Du bist auf der Suche nach Insidertipps für Nürnberg? Dann bist du hier goldrichtig gelandet. Wir lieben Nürnberg und haben nach zahlreichen Besuchen in der vielfältigen Stadt nun endlich einen umfangreichen Bericht mit allen Tipps und Informationen, die du für deinen Nürnberg Städtetrip brauchst, zusammengetragen.

Egal, ob coole Foto-Hotspots, die wichtigsten Nürnberger Sehenswürdigkeiten, zentral gelegene Hotels sowie Restaurants, Cafés und Co. In meinem digitalen Reiseführer findest du all das. Nutze gerne das Inhaltsverzeichnis und die Sprungmarken um zu einem speziellen Abschnitt zu gelangen.

Entdecke die Frankenmetropole

In Nürnberg warten viele besondere #Stadtglück-Momente auf Dich – ob im hippen Stadtquartier GoHo, beim Essen in St. Johannis, im Biergarten oder beim Shopping im Zentrum der Stadt.

Vielen herzlichen Dank an das Team der CTZ Nürnberg für die Einladung in die Stadt sowie die Organistation und das tolle Programm! Die Meinung, die ich hier auf meinem Blog vertrete, ist natürlich zu 100% meine eigene.

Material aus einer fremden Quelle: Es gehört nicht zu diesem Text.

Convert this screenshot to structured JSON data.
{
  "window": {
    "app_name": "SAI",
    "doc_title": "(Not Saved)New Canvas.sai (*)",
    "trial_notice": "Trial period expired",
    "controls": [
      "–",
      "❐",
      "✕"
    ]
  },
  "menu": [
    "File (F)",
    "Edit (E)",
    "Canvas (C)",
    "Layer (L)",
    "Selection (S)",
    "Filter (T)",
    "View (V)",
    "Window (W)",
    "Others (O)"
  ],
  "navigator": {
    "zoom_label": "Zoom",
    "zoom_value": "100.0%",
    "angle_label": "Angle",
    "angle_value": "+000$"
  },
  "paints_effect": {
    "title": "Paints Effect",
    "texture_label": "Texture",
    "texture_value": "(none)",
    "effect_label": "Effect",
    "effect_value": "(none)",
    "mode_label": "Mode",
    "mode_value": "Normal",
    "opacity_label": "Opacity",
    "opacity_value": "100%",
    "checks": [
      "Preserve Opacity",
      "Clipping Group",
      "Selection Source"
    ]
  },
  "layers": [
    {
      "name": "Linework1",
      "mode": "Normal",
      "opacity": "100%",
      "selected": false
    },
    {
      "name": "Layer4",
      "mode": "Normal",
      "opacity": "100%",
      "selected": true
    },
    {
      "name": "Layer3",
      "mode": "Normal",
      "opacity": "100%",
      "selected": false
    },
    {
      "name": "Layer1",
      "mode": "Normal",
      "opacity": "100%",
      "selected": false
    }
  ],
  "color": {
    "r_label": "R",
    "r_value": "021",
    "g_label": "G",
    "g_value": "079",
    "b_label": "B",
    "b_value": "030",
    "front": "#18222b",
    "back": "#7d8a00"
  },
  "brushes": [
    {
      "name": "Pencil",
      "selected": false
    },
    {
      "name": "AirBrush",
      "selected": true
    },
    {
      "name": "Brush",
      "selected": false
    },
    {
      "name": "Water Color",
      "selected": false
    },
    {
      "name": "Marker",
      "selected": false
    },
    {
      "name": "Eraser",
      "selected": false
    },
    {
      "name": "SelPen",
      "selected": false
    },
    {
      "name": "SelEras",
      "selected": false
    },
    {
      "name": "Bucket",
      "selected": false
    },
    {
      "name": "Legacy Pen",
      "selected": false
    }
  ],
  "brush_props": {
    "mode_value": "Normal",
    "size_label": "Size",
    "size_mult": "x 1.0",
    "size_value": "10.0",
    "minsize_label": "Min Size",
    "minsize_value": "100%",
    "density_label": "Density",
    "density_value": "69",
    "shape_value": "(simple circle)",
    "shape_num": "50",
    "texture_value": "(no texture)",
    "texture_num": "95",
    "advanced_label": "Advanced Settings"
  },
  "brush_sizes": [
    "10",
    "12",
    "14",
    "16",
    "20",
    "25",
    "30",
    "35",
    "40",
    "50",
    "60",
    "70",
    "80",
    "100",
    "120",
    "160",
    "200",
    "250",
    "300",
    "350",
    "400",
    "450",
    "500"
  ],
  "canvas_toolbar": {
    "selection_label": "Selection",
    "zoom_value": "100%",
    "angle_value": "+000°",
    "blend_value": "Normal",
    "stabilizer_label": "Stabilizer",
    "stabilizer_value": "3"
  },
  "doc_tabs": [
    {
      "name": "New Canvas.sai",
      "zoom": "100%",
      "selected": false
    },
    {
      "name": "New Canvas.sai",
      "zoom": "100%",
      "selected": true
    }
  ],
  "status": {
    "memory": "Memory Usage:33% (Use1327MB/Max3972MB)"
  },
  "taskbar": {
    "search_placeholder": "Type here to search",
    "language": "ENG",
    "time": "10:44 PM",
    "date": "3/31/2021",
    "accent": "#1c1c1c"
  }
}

Allgemeine Infos zu Nürnberg

Die Studentenstadt Nürnberg ist mit ihren rund 535.000 Einwohnern die zweitgrößte Stadt in Bayern und das kulturelle und wirtschaftliche Zentrum Nordbayerns. Was uns an der Stadt besonders gut gefällt, ist neben den vielen schönen Fachwerkhäusern und mittelalterlichen Charme auf jeden Fall die optimale Größe. In der Frankenmetropole kannst du die meisten Sehenswürdigkeiten und alles, was wir hier in unserem Bericht empfehlen (bis auf Gostenhof) problemlos innerhalb von 10-20 Minuten Fußmarsch erreichen.

Wusstet ihr, dass die Stadt Nürnberg im 2. Weltkrieg eines der bevorzugten Ziele der alliierten Bomber war? Diese richteten zwischen 1940 und 1945 in der Stadt schwerste Schäden an. Mehr als 90 Prozent wurde zerstört! Beim Wiederaufbau war man sich aber einig – die alten Fachwerksbauten und der mittelalterliche Stil muss in der Stad wieder Einzug halten. Sehr viele der Gebäude wurden restauriert und im alten Stil wiederaufgebaut, sodass ihr heute ein Stadtzentrum wie damals erleben könnt.

Beste Reisezeit und optimale Reisedauer für Nürnberg

Die beste Reisezeit für deinen Städtetrip

Wir waren bis jetzt immer im Sommer in der Stadt. Das mag wohl damit zusammenhängen, dass ich ein richtiger Grinch bin und mir die Weihnachtszeit und das Gewusel am Weihnachtsmarkt doch etwas zu viel wären. Der Christkindlesmarkt in Nürnberg ist weit über die Landesgrenze hinaus bekannt und sehr gut besucht! Falls ihr den Weihnachtszauber erleben wollt, ist natürlich auch der Winter eine tolle Option.

Nichtsdestotrotz sind wir “Team Sommer” und empfinden diese Jahreszeit als die beste Reisezeit. Die Stadt ist so lebendig und in fast jeder kleinen Gasse lädt ein entzückendes Café mit Tischen zum draußen Verweilen ein. Zudem finden auch im Sommer zahlreiche Events statt. Ob Feste, Märkte, Kirchweihen, Musikfestivals, Sport- oder Filmnächte – der Nürnberger Veranstaltungskalender ist das ganze Jahr über prall gefüllt.

Optimale Reisedauer, um Nürnberg kennenzulernen

Wir empfehlen dir eine Reisedauer von mindestens 3 vollen Tagen. In dieser Zeit kannst du die meisten Sehenswürdigkeiten und einige sehr gute Lokale besuchen. Wenn du es lieber ruhiger angehen möchtest und nicht den ganzen Tag volles Programm haben möchtest, oder auch gerne mal einen Tag für Shopping reservieren möchtest, dann sind 4-5 Tage absolut empfehlenswert und auch ausreichend.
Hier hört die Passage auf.